One hundred years ago, Kikunae Ikeda discovered the flavour-giving properties of glutamate, a non essential amino acid traditionally used to enhance the taste of many fermented or ripe foods, such as ripe tomatoes or cheese. New research now reveals that the tongue has a receptor that is exclusively activated by glutamate.
“Although other receptors have been found on the tongue that are also aroused by glutamate, they are not specific. That is, they need to be in contact with nucleotides and many other amino acids to be activated.
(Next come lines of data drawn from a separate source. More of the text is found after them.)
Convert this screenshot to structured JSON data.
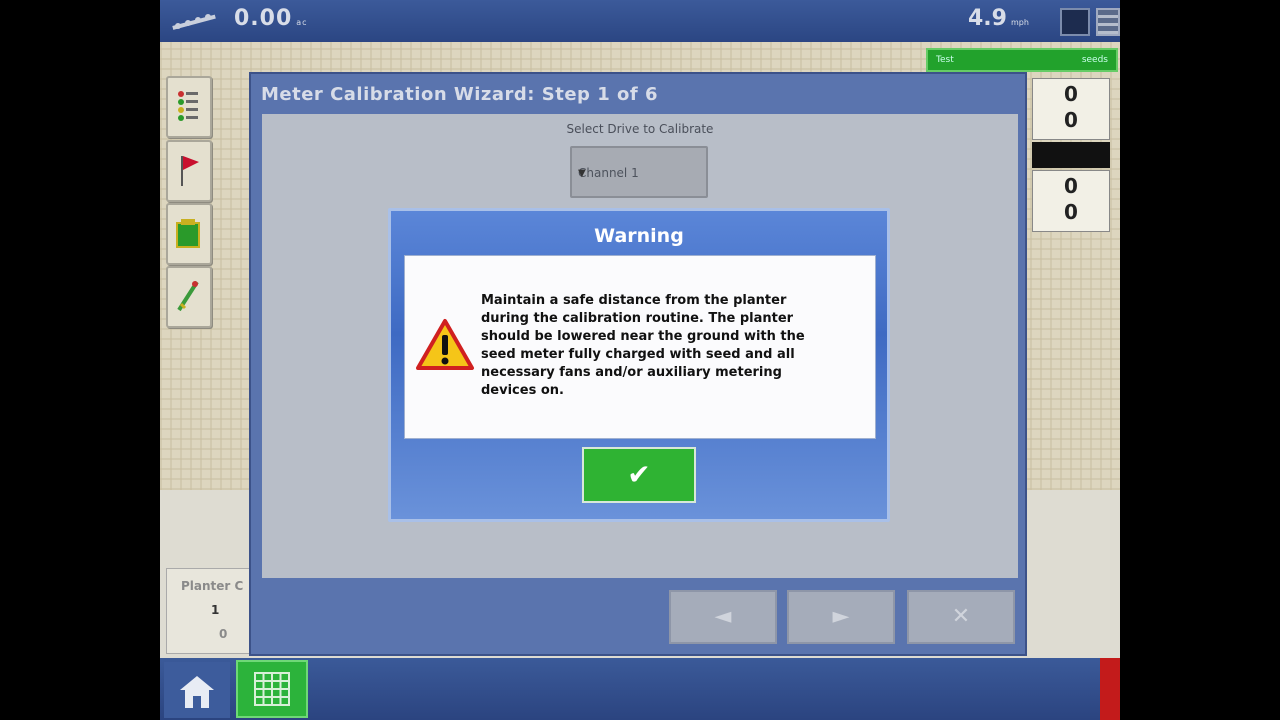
{
  "status_bar": {
    "area_value": "0.00",
    "area_unit": "ac",
    "speed_value": "4.9",
    "speed_unit": "mph"
  },
  "right_panel": {
    "top_values": [
      "0",
      "0"
    ],
    "bottom_values": [
      "0",
      "0"
    ],
    "green_bar_left": "Test",
    "green_bar_right": "seeds"
  },
  "planter_panel": {
    "label": "Planter C",
    "row1": "1",
    "row2": "0"
  },
  "wizard": {
    "title": "Meter Calibration Wizard:  Step 1 of 6",
    "select_label": "Select Drive to Calibrate",
    "select_value": "Channel 1",
    "back_icon": "◄",
    "next_icon": "►",
    "cancel_icon": "✕"
  },
  "warning": {
    "title": "Warning",
    "lines": [
      "Maintain a safe distance from the planter",
      "during the calibration routine. The planter",
      "should be lowered near the ground with the",
      "seed meter fully charged with seed and all",
      "necessary fans and/or auxiliary metering",
      "devices on."
    ],
    "ok_icon": "✔"
  },
  "colors": {
    "bar_blue": "#2b4683",
    "wizard_blue": "#5a74ae",
    "warning_blue": "#3e6ac3",
    "ok_green": "#2fb333"
  }
}
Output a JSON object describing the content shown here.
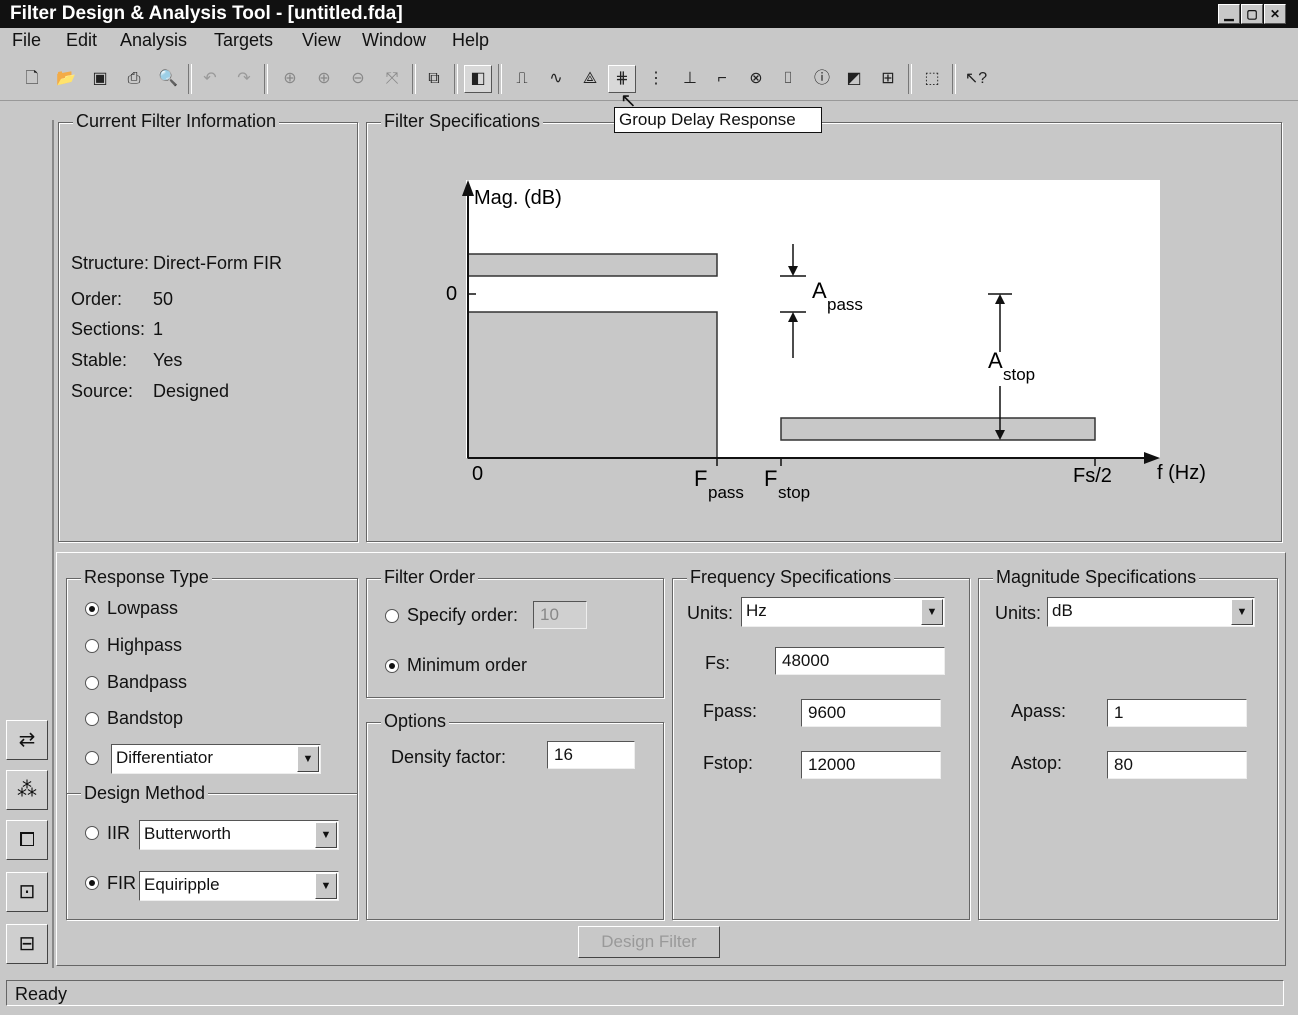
{
  "window": {
    "title": "Filter Design & Analysis Tool - [untitled.fda]"
  },
  "menu": [
    "File",
    "Edit",
    "Analysis",
    "Targets",
    "View",
    "Window",
    "Help"
  ],
  "tooltip": "Group Delay Response",
  "info": {
    "legend": "Current Filter Information",
    "rows": [
      {
        "k": "Structure:",
        "v": "Direct-Form FIR"
      },
      {
        "k": "Order:",
        "v": "50"
      },
      {
        "k": "Sections:",
        "v": "1"
      },
      {
        "k": "Stable:",
        "v": "Yes"
      },
      {
        "k": "Source:",
        "v": "Designed"
      }
    ]
  },
  "spec": {
    "legend": "Filter Specifications",
    "ylabel": "Mag. (dB)",
    "y0": "0",
    "x0": "0",
    "fpass": "F",
    "fpass_sub": "pass",
    "fstop": "F",
    "fstop_sub": "stop",
    "fs2": "Fs/2",
    "xlabel": "f (Hz)",
    "apass": "A",
    "apass_sub": "pass",
    "astop": "A",
    "astop_sub": "stop"
  },
  "response": {
    "legend": "Response Type",
    "options": [
      "Lowpass",
      "Highpass",
      "Bandpass",
      "Bandstop"
    ],
    "selected": "Lowpass",
    "other": "Differentiator"
  },
  "design": {
    "legend": "Design Method",
    "iir_label": "IIR",
    "iir_value": "Butterworth",
    "fir_label": "FIR",
    "fir_value": "Equiripple",
    "selected": "FIR"
  },
  "order": {
    "legend": "Filter Order",
    "specify": "Specify order:",
    "specify_value": "10",
    "minimum": "Minimum order",
    "selected": "Minimum order"
  },
  "options": {
    "legend": "Options",
    "density_label": "Density factor:",
    "density_value": "16"
  },
  "freq": {
    "legend": "Frequency Specifications",
    "units_label": "Units:",
    "units": "Hz",
    "fs_label": "Fs:",
    "fs": "48000",
    "fpass_label": "Fpass:",
    "fpass": "9600",
    "fstop_label": "Fstop:",
    "fstop": "12000"
  },
  "mag": {
    "legend": "Magnitude Specifications",
    "units_label": "Units:",
    "units": "dB",
    "apass_label": "Apass:",
    "apass": "1",
    "astop_label": "Astop:",
    "astop": "80"
  },
  "design_button": "Design Filter",
  "status": "Ready"
}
Our study reveals the first receptor on the tongue exclusively for glutamate,” Ana San Gabriel, the main author of the article and a scientist belonging to the Spanish Network of Researchers Abroad, based at the Institute of Life Sciences in Ajinomoto, Kawasaki (Japan), explained to SINC.
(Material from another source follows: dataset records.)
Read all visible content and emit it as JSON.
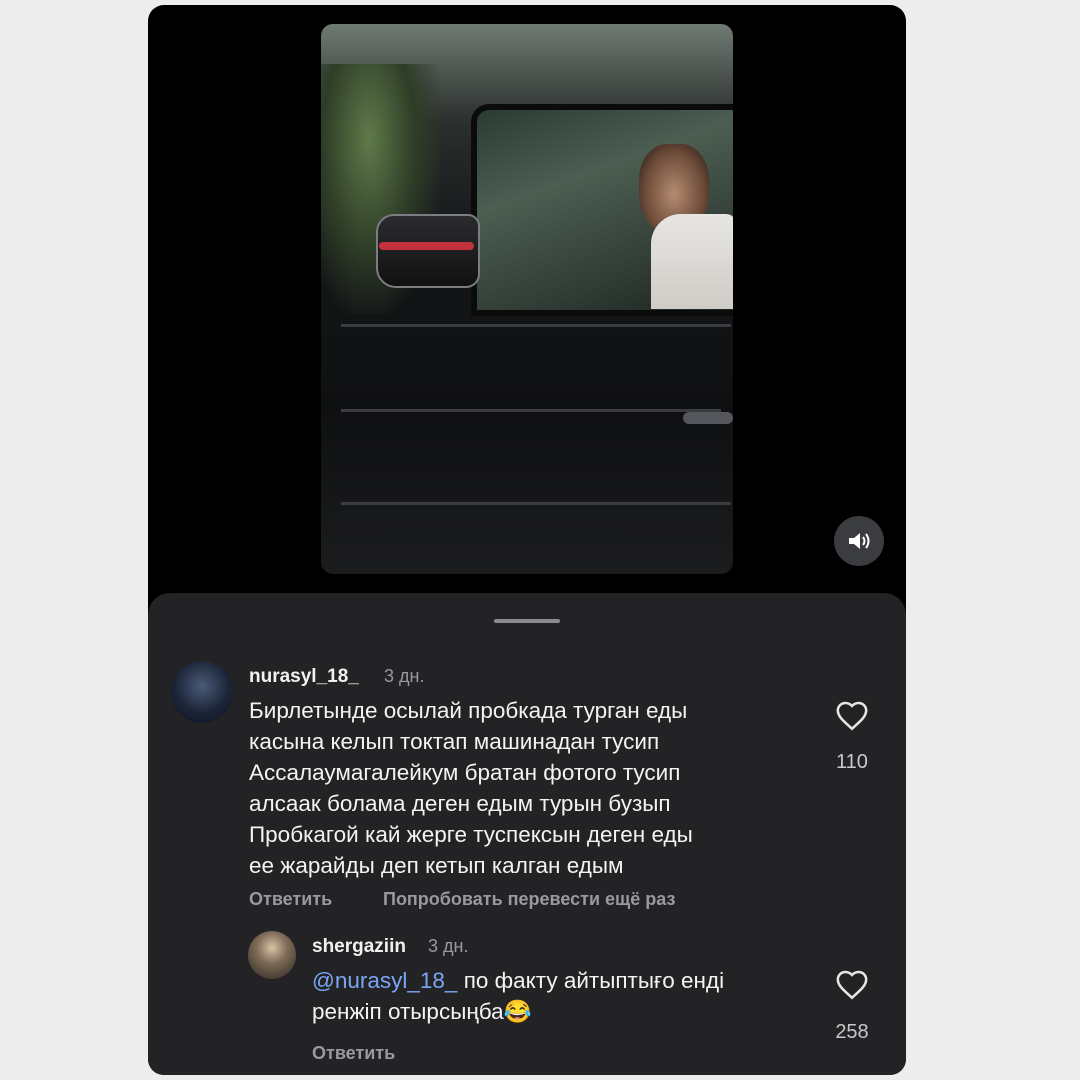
{
  "video": {
    "sound_icon": "volume-icon"
  },
  "comments": [
    {
      "username": "nurasyl_18_",
      "time": "3 дн.",
      "text": "Бирлетынде осылай пробкада турган еды\nкасына келып токтап машинадан тусип\nАссалаумагалейкум братан фотого тусип\nалсаак болама деген едым турын бузып\nПробкагой кай жерге туспексын деген еды\nее жарайды деп кетып калган едым",
      "reply_label": "Ответить",
      "translate_label": "Попробовать перевести ещё раз",
      "likes": "110",
      "icon": "heart-icon"
    },
    {
      "username": "shergaziin",
      "time": "3 дн.",
      "mention": "@nurasyl_18_",
      "text_line1": " по факту айтыптығо енді",
      "text_line2": "ренжіп отырсыңба😂",
      "reply_label": "Ответить",
      "likes": "258",
      "icon": "heart-icon"
    }
  ],
  "colors": {
    "sheet_bg": "#232325",
    "mention": "#7aa7f5",
    "muted_text": "#9a9a9e"
  }
}
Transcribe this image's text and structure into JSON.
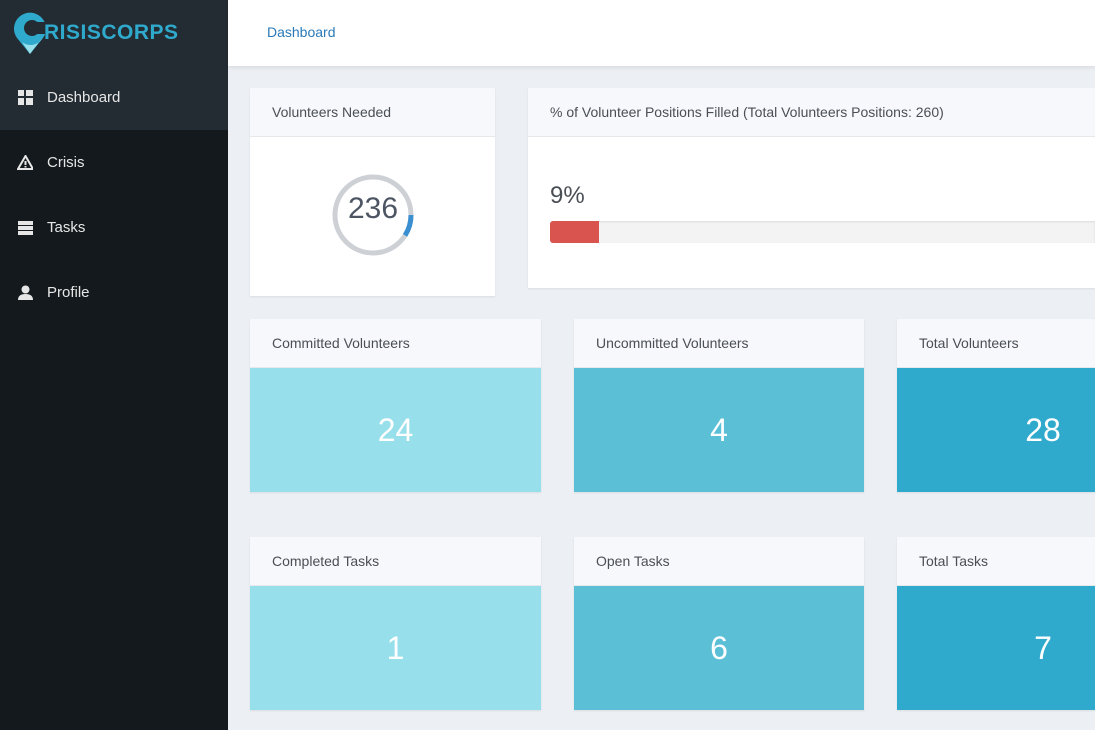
{
  "brand": {
    "name": "RISISCORPS",
    "accent": "#2fa9cc"
  },
  "sidebar": {
    "items": [
      {
        "label": "Dashboard",
        "icon": "dashboard-grid-icon",
        "active": true
      },
      {
        "label": "Crisis",
        "icon": "warning-triangle-icon"
      },
      {
        "label": "Tasks",
        "icon": "server-list-icon"
      },
      {
        "label": "Profile",
        "icon": "user-icon"
      }
    ]
  },
  "breadcrumb": "Dashboard",
  "volunteers_needed": {
    "title": "Volunteers Needed",
    "value": "236",
    "fraction_filled": 0.09
  },
  "positions": {
    "title": "% of Volunteer Positions Filled (Total Volunteers Positions: 260)",
    "percent_label": "9%",
    "percent": 9,
    "bar_color": "#d9534f"
  },
  "volunteer_stats": [
    {
      "title": "Committed Volunteers",
      "value": "24",
      "color": "#97dfea"
    },
    {
      "title": "Uncommitted Volunteers",
      "value": "4",
      "color": "#5bbfd6"
    },
    {
      "title": "Total Volunteers",
      "value": "28",
      "color": "#2fa9cc"
    }
  ],
  "task_stats": [
    {
      "title": "Completed Tasks",
      "value": "1",
      "color": "#97dfea"
    },
    {
      "title": "Open Tasks",
      "value": "6",
      "color": "#5bbfd6"
    },
    {
      "title": "Total Tasks",
      "value": "7",
      "color": "#2fa9cc"
    }
  ]
}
According to the study, which was published in the latest issue of the American Journal of Clinical Nutrition, glutamate is a non essential amino acid that is used commercially as glutamate sodium salt, monosodium glutamate (MSG) E-621, because it is stable and easy to dissolve. This added glutamate, identical to the ‘natural glutamate’, is sometimes used to reduce cooking and meal preparation time and to provide more flavour.
MSG is also used to reduce the sodium in meals: table salt contains 40% sodium, whereas MSG contains 13%. Many fermented or ripe foods are rich in natural MSG, such as ripe tomatoes (250-300 mg/100g), parmesan cheese (1600 mg/100g), Roquefort cheese (1600 mg/100g) and Gouda cheese (580 mg/100g). Manchego cheese and Iberian cured ham have a similar taste.
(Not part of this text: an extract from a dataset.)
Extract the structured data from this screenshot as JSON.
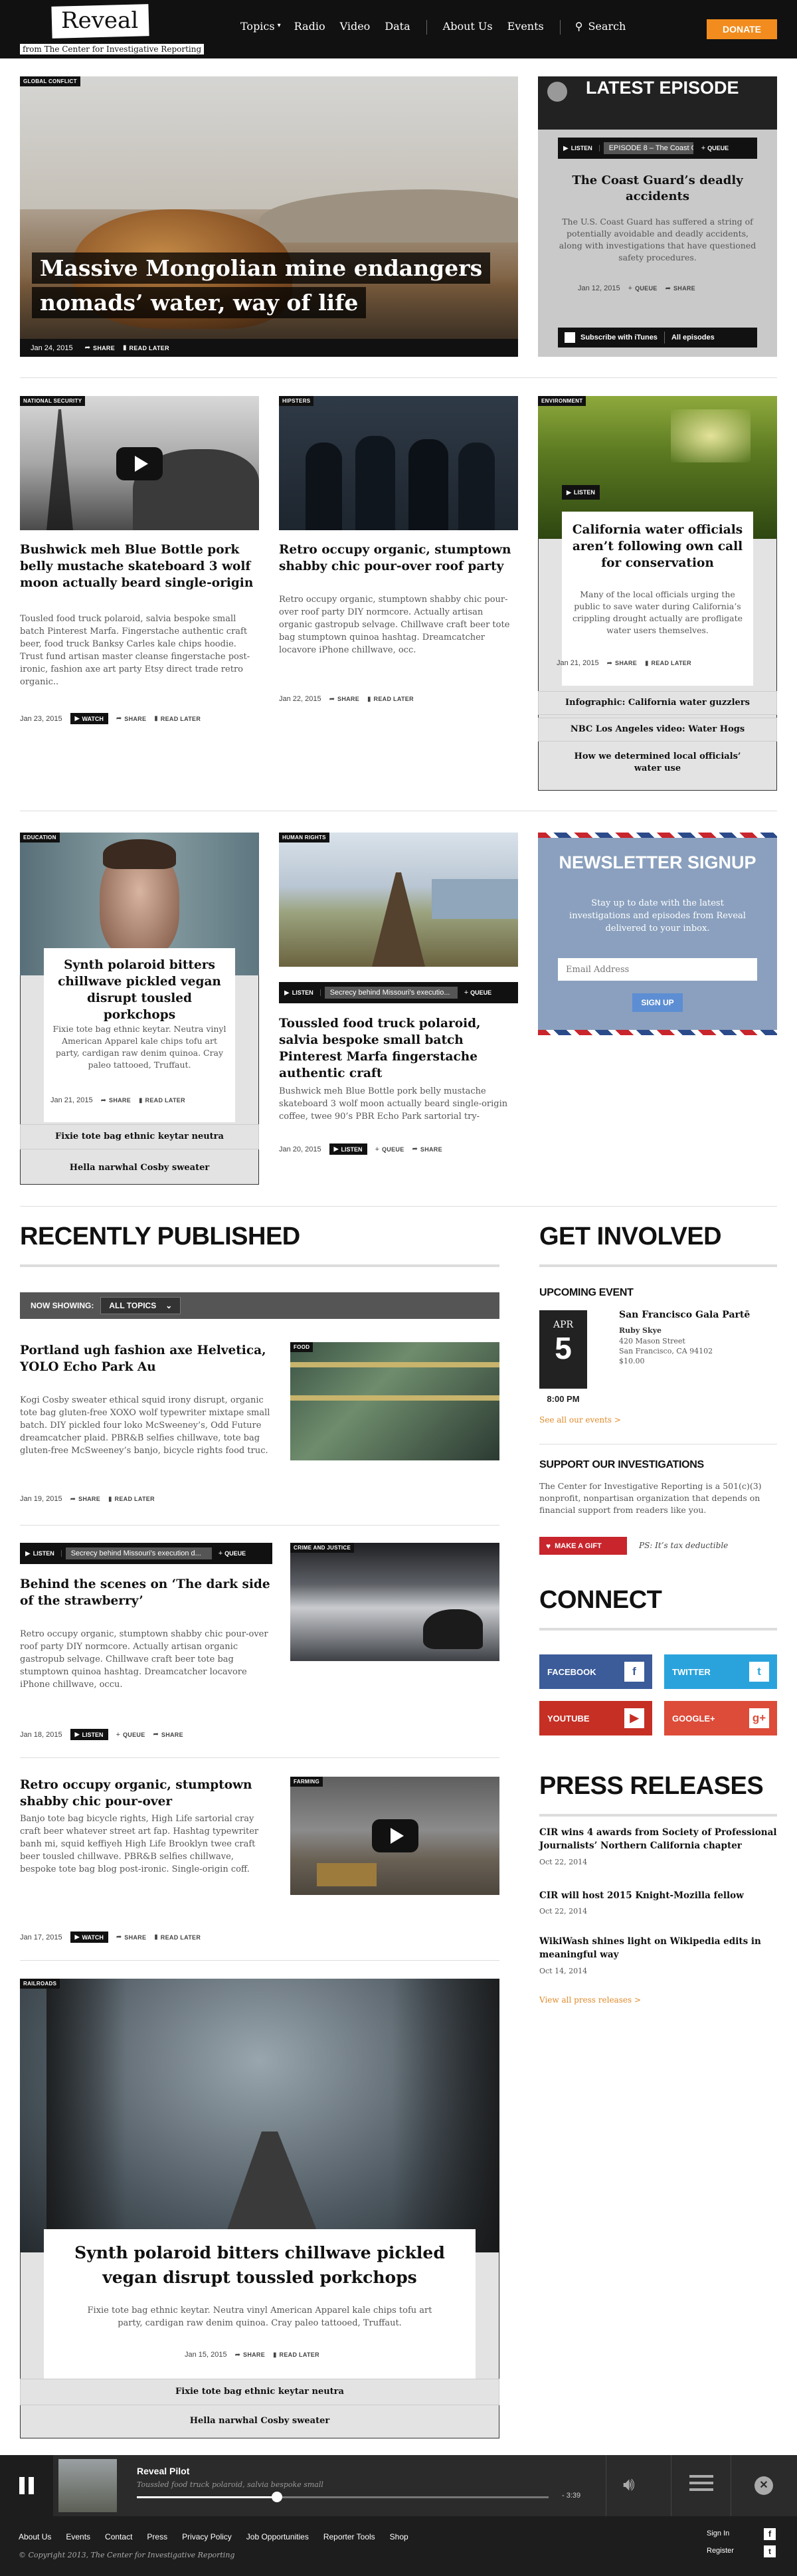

One hundred years ago, Kikunae Ikeda, a lecturer at the Imperial University of Tokyo, discovered the flavouring properties of glutamate after extracting it from the seaweed Laminaria japonica, calling its taste ‘umami’ (savoury). Since then, MSG has been one of the condiments that has received the most attention from researchers, along with its effects. All the international food safety agencies consider it safe for human consumption.
Regarding whether glutamate is possibly toxic, the researcher is categorical. “If food safety is evaluated with scientific rigor, MSG is entirely safe for human consumption. If people talk about it being toxic and MSG continues to receive negative publicity, it is because results are extrapolated from administration routes and doses that do not correspond to reality. In fact, it is less toxic than salt”.
Even in breast milk
We are exposed to free glutamate from childhood. The most abundant amino acid in breast milk has 0.02% of glutamate, so a 5kg baby who takes 800 ml of breast milk a day, consumes 0.16g of glutamate. “The amount of glutamate consumed by babies that only breastfeed is equivalent to the MSG of Korea or Taiwan,” the researcher concludes.
Total consumption of glutamate (both free and joined to proteins) in an adult diet amounts to around 10 grams a day (100-150mg/kg/day assuming a weight of 70kg), whereas the consumption of glutamate as a condiment in the form of MSG varies from 0.4g in the US, 1.5g in Japan and Korea and 3g in Taiwan (from 6 to 43mg/kg/day). MSG consumption in Spain has not been estimated, but the United Kingdom is calculated to consume 0.6 g on average and 2g in a minority segment of the population (three times more than average).
References:
Ana San Gabriel, Takami Maekawa, Hisayuki Uneyama, y Kunio Torii. “Metabotropic glutamate receptor type 1 in taste tissue”. American Journal of Clinical Nutrition, 90(3):743S-746S, septiembre de 2009.